SpeechT5_hy / src /audio_processing.py
Edmon02's picture
Enhance deployment and performance optimizations for TTS system
797f6a7
"""
Audio Post-Processing Module
============================
Handles audio post-processing, optimization, and quality enhancement.
Implements cross-fading, noise reduction, and dynamic range optimization.
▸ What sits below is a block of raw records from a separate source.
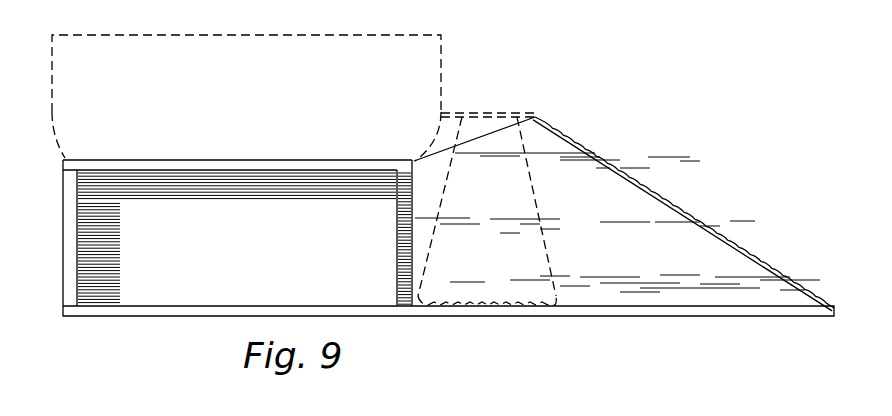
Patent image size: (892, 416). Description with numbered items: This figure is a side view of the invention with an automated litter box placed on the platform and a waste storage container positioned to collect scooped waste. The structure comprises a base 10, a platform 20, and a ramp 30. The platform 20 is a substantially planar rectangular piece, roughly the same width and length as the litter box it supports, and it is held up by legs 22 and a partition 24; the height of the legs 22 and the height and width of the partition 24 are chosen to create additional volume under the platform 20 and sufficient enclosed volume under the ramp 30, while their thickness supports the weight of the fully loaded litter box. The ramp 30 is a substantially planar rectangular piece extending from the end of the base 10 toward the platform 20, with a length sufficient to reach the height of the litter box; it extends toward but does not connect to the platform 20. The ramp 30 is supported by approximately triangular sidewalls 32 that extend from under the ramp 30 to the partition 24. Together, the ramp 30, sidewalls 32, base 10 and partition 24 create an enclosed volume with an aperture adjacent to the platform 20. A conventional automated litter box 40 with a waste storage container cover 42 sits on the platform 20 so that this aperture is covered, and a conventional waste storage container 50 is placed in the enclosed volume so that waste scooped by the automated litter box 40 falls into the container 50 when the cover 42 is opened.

The base 10 is at (160, 308).
The platform 20 is at (177, 165).
The legs 22 is at (70, 226).
The partition 24 is at (405, 232).
The ramp 30 is at (632, 177).
The sidewalls 32 is at (585, 275).
The automated litter box 40 is at (205, 68).
The waste storage container cover 42 is at (490, 115).
The waste storage container 50 is at (487, 270).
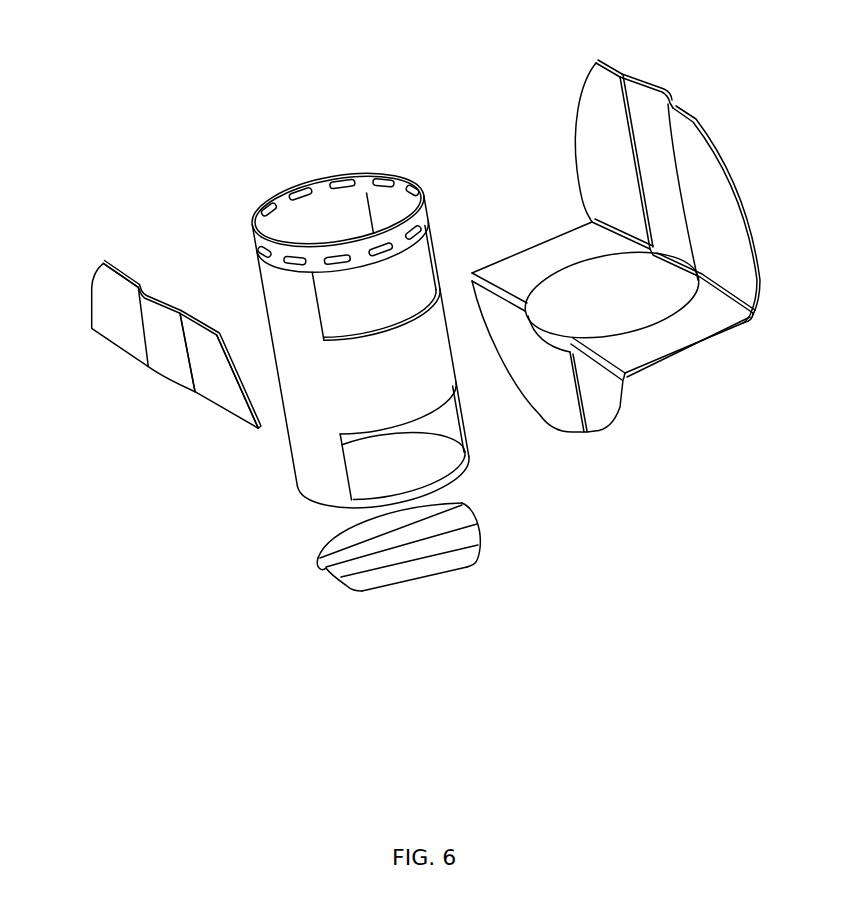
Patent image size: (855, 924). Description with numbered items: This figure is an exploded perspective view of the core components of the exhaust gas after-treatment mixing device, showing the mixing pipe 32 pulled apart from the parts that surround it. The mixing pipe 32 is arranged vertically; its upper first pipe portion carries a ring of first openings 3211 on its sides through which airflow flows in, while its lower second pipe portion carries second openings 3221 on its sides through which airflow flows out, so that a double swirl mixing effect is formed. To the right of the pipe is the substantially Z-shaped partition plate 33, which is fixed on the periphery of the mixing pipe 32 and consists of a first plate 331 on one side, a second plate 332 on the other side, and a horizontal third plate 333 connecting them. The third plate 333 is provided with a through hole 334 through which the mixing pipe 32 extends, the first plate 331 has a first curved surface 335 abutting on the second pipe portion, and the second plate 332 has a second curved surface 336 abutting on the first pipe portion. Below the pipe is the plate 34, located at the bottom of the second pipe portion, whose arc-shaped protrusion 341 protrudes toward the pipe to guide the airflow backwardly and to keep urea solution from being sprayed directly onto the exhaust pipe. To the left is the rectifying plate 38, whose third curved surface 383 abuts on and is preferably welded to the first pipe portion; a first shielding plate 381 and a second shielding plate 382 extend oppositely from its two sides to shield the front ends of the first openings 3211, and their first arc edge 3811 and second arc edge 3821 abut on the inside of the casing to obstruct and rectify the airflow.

Optimized for Hugging Face Spaces deployment.
"""
import logging
import time
from typing import Tuple, List, Optional
import numpy as np
import scipy.signal
from scipy.ndimage import gaussian_filter1d
logger = logging.getLogger(__name__)
class AudioProcessor:
"""Advanced audio post-processor for TTS output optimization."""
def __init__(self,
crossfade_duration: float = 0.1,
sample_rate: int = 16000,
apply_noise_gate: bool = True,
normalize_audio: bool = True):
"""
Initialize audio processor.
Args:
crossfade_duration: Duration of crossfade between chunks in seconds
sample_rate: Audio sample rate
apply_noise_gate: Whether to apply noise gating
normalize_audio: Whether to normalize audio levels
"""
self.crossfade_duration = crossfade_duration
self.sample_rate = sample_rate
self.apply_noise_gate = apply_noise_gate
self.normalize_audio = normalize_audio
# Calculate crossfade samples
self.crossfade_samples = int(crossfade_duration * sample_rate)
logger.info(f"AudioProcessor initialized with {crossfade_duration}s crossfade")
def _create_crossfade_window(self, length: int) -> Tuple[np.ndarray, np.ndarray]:
"""
Create crossfade windows for smooth transitions.
Args:
length: Length of crossfade in samples
Returns:
Tuple of (fade_out_window, fade_in_window)
"""
# Use raised cosine (Hann) window for smooth transitions
window = np.hanning(2 * length)
fade_out = window[:length]
fade_in = window[length:]
return fade_out, fade_in
def crossfade_audio_segments(self, audio_segments: List[np.ndarray]) -> np.ndarray:
"""
Crossfade multiple audio segments for smooth concatenation.
Args:
audio_segments: List of audio arrays to concatenate
Returns:
Smoothly concatenated audio array
"""
if not audio_segments:
return np.array([], dtype=np.int16)
if len(audio_segments) == 1:
return audio_segments[0]
logger.debug(f"Crossfading {len(audio_segments)} audio segments")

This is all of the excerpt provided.